Metrics requirements

From Archivematica
Revision as of 14:40, 23 March 2017 by Hbecker (talk | contribs) (Move to feature requirements category)
Jump to navigation Jump to search

Documentation > Requirements > Metrics requirements


  • The Archivematica team is currently gathering metrics requirements to support digital repository management. The question we would like to answer is: what kinds of metrics would be useful to Archivematica users (e.g. performance/usage statistics, AIP/DIP monitoring, file format statistics, etc.).
  • Our goal is to get a sense of the foundational elements necessary to fulfill future reporting requirements that we will need to build into Archivematica ... eventually. We are of course limited by available funding and time. We will prioritize the metrics and do our best to get as much as we can into upcoming releases given available funding and time.


Use Cases

The following are some use cases generated by the Archivematica team and contributed by Archivematica users.
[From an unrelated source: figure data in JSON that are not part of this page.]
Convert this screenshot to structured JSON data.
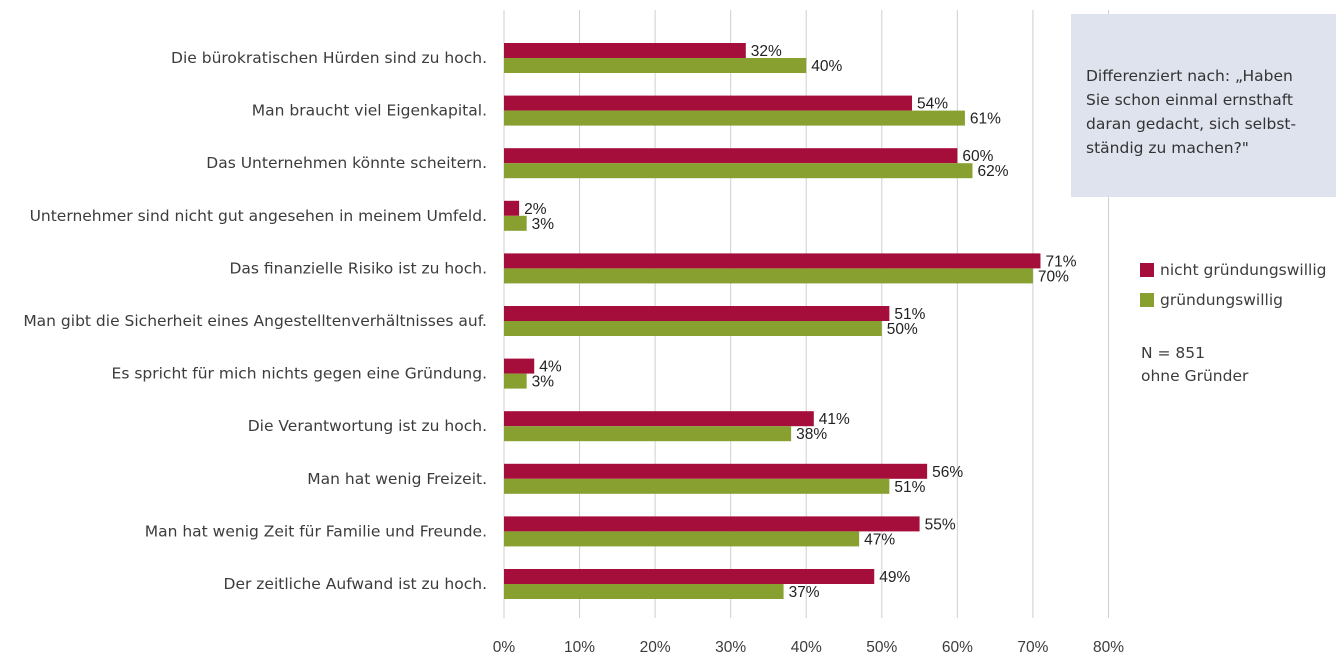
{
  "chart_data": {
    "type": "bar",
    "orientation": "horizontal",
    "categories": [
      "Die bürokratischen Hürden sind zu hoch.",
      "Man braucht viel Eigenkapital.",
      "Das Unternehmen könnte scheitern.",
      "Unternehmer sind nicht gut angesehen in meinem Umfeld.",
      "Das finanzielle Risiko ist zu hoch.",
      "Man gibt die Sicherheit eines Angestelltenverhältnisses auf.",
      "Es spricht für mich nichts gegen eine Gründung.",
      "Die Verantwortung ist zu hoch.",
      "Man hat wenig Freizeit.",
      "Man hat wenig Zeit für Familie und Freunde.",
      "Der zeitliche Aufwand ist zu hoch."
    ],
    "series": [
      {
        "name": "nicht gründungswillig",
        "color": "#a50d3b",
        "values": [
          32,
          54,
          60,
          2,
          71,
          51,
          4,
          41,
          56,
          55,
          49
        ],
        "labels": [
          "32%",
          "54%",
          "60%",
          "2%",
          "71%",
          "51%",
          "4%",
          "41%",
          "56%",
          "55%",
          "49%"
        ]
      },
      {
        "name": "gründungswillig",
        "color": "#87a030",
        "values": [
          40,
          61,
          62,
          3,
          70,
          50,
          3,
          38,
          51,
          47,
          37
        ],
        "labels": [
          "40%",
          "61%",
          "62%",
          "3%",
          "70%",
          "50%",
          "3%",
          "38%",
          "51%",
          "47%",
          "37%"
        ]
      }
    ],
    "xlim": [
      0,
      80
    ],
    "xticks": [
      "0%",
      "10%",
      "20%",
      "30%",
      "40%",
      "50%",
      "60%",
      "70%",
      "80%"
    ],
    "grid": true,
    "gridline_color": "#cfcfcf",
    "legend_position": "right"
  },
  "infobox": {
    "lines": [
      "Differenziert nach: „Haben",
      "Sie schon einmal ernsthaft",
      "daran gedacht, sich selbst-",
      "ständig zu machen?\""
    ]
  },
  "legend": [
    {
      "label": "nicht gründungswillig",
      "color": "#a50d3b"
    },
    {
      "label": "gründungswillig",
      "color": "#87a030"
    }
  ],
  "note": {
    "n": "N = 851",
    "subset": "ohne Gründer"
  }
}
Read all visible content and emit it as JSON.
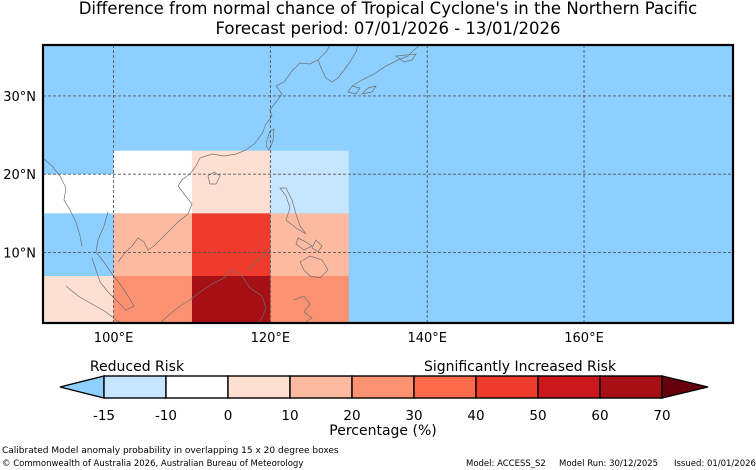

  • Output reports on the following:
  1. number of file format X ingested per month
  2. total disk size of ingests added per year
  3. number of failed normalizations per format x
  4. name of person who processed an AIP
  5. inventory of shares & mount points (e.g. SIP Source, /var/archivematica, AIP Destination, DIP destination) including disk space (total, available, used & quota) and availability
  6. total count of file formats
  7. total disk usage per file format
  8. growth: monthly report showing growth by file size, file format. Could also tap into descriptive metadata to show "collection growth"
  9. AIP Monitoring: Bit errors detected, bit errors corrected
  10. AIP average, median & max directory depth and directory breadth
  11. File size distribution, file size distribution per format
  12. Preservation and access normalization monitoring: Display not just file format but also version/specification


Data Model

-Logged-in user (should be captured as PREMIS agent) -UUID of the Archivematica instance (should be captured as PREMIS agent) -Possibly also environment data: what machines did Archivematica live on, what versions of all the tools were installed (already in PREMIS events), what version of Archivematica was used (already in software agent).

For AIPs:

  • AIP name - In METS structMap:
  • AIP UUID - In METS structMap:
  • AIP storage location - Not in METS file
  • Date placed in storage - Not in METS file
  • Date updated (when we have AIP versioning) - will be in METS header <metsHdr CREATEDATE="2013-05-09T15:00:00" LASTMODDATE=”2014-02-09T21:00:00>
  • AIP size - Not in METS file
  • Related DIP - Not in METS file
  • DIP storage location - Not in METS file
  • DIP size - Not in METS file
  • Date DIP uploaded - Not in METS file

For transfer backups:

  • Transfer name
  • Transfer UUID
  • Transfer size - Not in METS file
  • Transfer storage location - Not in METS file
  • Date placed in storage - Not in METS file